La vida puede ser horrible, pero mientras haya una esperanza de cambio, será siempre hermosa; será siempre un reto que bien vale la pena afrontar. En estos momentos, la vida en México no es precisamente una delicia, salvo para los fumadores del opio neoliberal. Para la mayoría, es más bien un calvario cada vez menos soportable. Ya casi sólo falta la crucifixión: la pérdida de la esperanza misma.
Viene a cuento este breviario filosófico-mamila, porque la UNAM está cerca de ser crucificada, pese (o debido) a que todavía es la mayor fábrica de esperanzas en México. Todos los días, y generación tras generación, ahí se fabrica la esperanza de millones de personas, en mil cosas. Entre otras: la esperanza en una vida profesional, más o menos trascendente; la esperanza en dejar de ser hombres-vegetales o mujeres-objeto; la esperanza en salir de la pobreza y el subdesarrollo; y, en fin, la esperanza en ser arquitectos y partícipes de un México mejor.
También viene a cuento, porque al parejo está por extinguirse la mayor escuela de esperanzas a lo largo de nuestra historia: la escuela de la resistencia indígena. Y como dirían los gobernantes modernos, ahí está el know-how, el saber profundo para que funcione la fábrica de esperanzas. Cada vez que se desmantela un municipio autónomo, lo que se destruye es una fuente de enseñanzas inigualables acerca de cómo resistir para mantener la esperanza. Cada vez que es asesinado un indígena, se merma esa valiosísima plantilla de profesores, de por sí mermada por los estragos del racismo.
Lo único bueno de todo ello, es que por fin sale a la luz la perversidad toda del neoliberalismo o, por lo menos, del neoliberalismo a la mexicana. Iluminado por la diosa Eficiencia y cansado de tantas (?) negociaciones, el staff gobernante en México ahora parece volcarse a la demolición de las dos últimas líneas de resistencia profunda y concreta: los universitarios tipo UNAM (fabricantes por excelencia de la esperanza) y los indígenas de bravura zapatista (sostén histórico de la fábrica).
Si el staff gobernante triunfa en esa aventura, logrará la muerte de la esperanza en un cambio que corrija la ruta neoliberal. Logrará la deflación al menos de las macro-luchas, como dirían ellos en aprovechamiento de su educación tecnocrática. Logrará la plena mercantilización del país, incluyendo un ``estado de derecho'' regido por la ley de la venta-al-mejor-postor. Y, por supuesto, logrará nuevos apapachos (desde financiamientos interminables hasta una eficaz protección personal, tipo Salinas) de quien siempre resulta ser el mejor postor, y cuyos headquarters se localizan en Estados Unidos (por algo en las universidades distintas a la UNAM predomina el enfoque matriz-filial, muy junto al de costo-beneficio).
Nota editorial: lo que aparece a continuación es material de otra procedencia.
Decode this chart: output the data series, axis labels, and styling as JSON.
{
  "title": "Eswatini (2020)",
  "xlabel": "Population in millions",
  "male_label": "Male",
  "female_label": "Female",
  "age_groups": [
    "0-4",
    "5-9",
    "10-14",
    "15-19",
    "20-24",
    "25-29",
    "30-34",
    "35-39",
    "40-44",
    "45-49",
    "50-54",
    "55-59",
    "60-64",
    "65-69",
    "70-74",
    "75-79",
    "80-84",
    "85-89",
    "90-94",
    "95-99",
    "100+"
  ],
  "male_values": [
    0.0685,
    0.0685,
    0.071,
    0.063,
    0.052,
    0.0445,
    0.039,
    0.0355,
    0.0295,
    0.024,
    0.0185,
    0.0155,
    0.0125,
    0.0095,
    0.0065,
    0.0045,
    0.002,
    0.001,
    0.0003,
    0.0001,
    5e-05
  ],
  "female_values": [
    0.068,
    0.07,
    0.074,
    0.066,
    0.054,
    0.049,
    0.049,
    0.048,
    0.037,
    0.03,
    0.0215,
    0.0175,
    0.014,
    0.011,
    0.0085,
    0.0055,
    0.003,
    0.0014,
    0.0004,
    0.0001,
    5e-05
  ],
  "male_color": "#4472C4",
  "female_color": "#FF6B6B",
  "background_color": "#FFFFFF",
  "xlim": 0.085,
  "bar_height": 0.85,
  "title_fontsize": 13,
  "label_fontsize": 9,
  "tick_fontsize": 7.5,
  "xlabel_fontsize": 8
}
Sin embargo, como lo enseñamos y aprendemos en la UNAM, el conocimiento de las cosas no tiene mayor sentido si no se aplica a la solución de los problemas. Hoy, el mayor problema de México es la guerra. Una guerra todavía no muy sangrienta, pero tan letal como expansiva. Una guerra que se orienta hacia algo peor que el exterminio de la población indígena y la cancelación de derechos elementales de toda la ciudadanía. Es una guerra contra la esperanza. Y está ya tan avanzada, que ahora centra sus baterías contra las fuentes últimas de esa esperanza: la UNAM, cuna del pensamiento crítico y a la vez utópico; y el zapatismo, movimiento que más revive hoy los mejores sueños de México.
Conocido el fondo de la guerra neoliberal contra las últimas resistencias, lo que sigue es volcarse a su solución. Porque muerta la esperanza de cambio, ya sólo restaría hacer un inventario de penas y arrepentimientos. Obviamente, la solución de esa guerra no avanzará con nuevas embestidas como la que hoy sufre la UNAM so pretexto de las cuotas estudiantiles, ni con nuevas escaladas militaristas como la que se registra en Chiapas tras la consulta zapatista del pasado 21 de marzo.
Cualquier principio de solución más bien pasa por el sendero del diálogo. Tan es así que todas las autoridades, federales y universitarias, dicen querer el diálogo. Ya sólo falta lo principal: que tanto en Chiapas como en la UNAM se desarrolle un diálogo verdadero. No un diálogo estéril y tramposo como el de San Andrés, sino un diálogo honesto y fructífero. Necesariamente, entonces, un diálogo de cara a la nación y con el futuro de México en el centro.